Stuttgart, 4. November 2016: In die goldene Zeit von Swing und Charleston möchte das Friedrichsbau-Varieté mit seiner neuen Produktion „Swing Time – Golden Delights, Roaring Nights“ entführen. Eine Burlesque-Tänzerin soll an die Auftritte Josephine Bakers im ersten Stuttgarter Friedrichsbau erinnern. Die Verpflichtung eines Entfesslungskünstlers lässt sich als Hommage an Houdini deuten. Auf dem Papier klingt dies alles nach einem spannenden Programm. Doch entscheidend ist letztlich, wie sehr ein fein ausgedachtes Show-Konzept dem Unterhaltungswert-Realitätscheck standhält.

Im Mittelpunkt dieser Produktion stehen „The Slampampers“, eine dreiköpfige „Comedy-Swing-Band“, so die Pressemappe, aus den Niederlanden.
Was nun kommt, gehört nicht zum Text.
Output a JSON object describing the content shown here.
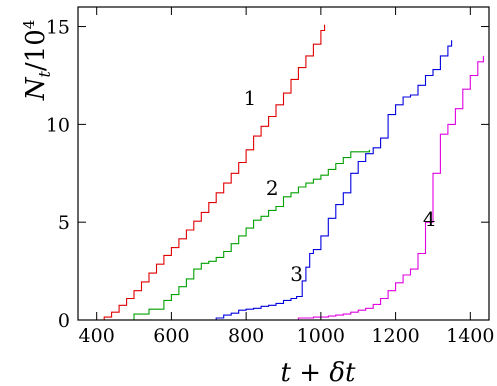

Entgegen der Erwartung begleiten die drei Musiker nicht das artistische Geschehen auf der Bühne. Vielmehr sind ihre Songs als eigenständige Nummern konzipiert. Die meisten Lieder sind Eigenkompositionen. Grob gesagt folgt auf zwei Stücke der Band immer ein Act aus den Genres Artistik, Illusion oder Burlesque. Die Varieté-Darbietungen werden ebenfalls mit Swing-Musik begleitet, hier jedoch vom Band und in der moderneren Variante des „Electro-Swing“.


The Slampampers 

Die Band verbleibt dennoch den ganzen Abend auf der Bühne, untergebracht auf einem Podium auf der linken Seite. Während der artistischen Acts wiegen die Musiker sich im Swing-Rhythmus, ihre Instrumente schweigen. Das alles wirkt auf uns letztlich allzu statisch, trotz gelegentlicher Ausflüge des Bandleaders beispielsweise auf ein Podium im Zuschauerraum. Der Ablauf der Show mit seinem beständigen Wechsel aus Musik- und Varietédarbietungen erscheint schnell monoton, die Swing-Musik in dieser hohen Dosierung als Geschmackssache und wenig abwechslungsreich. Mitnichten wollen wir die musikalische Qualität der „Slampampers“ in Zweifel ziehen. Doch letztlich ist diese Art Musik für ein Jazz-Festival mit einem speziell interessierten Publikum geeigneter als für den breiten Besucherquerschnitt des Varietés. Hier wollen die Gäste unterhalten und nicht zu höheren musikalischen Weihen erzogen werden.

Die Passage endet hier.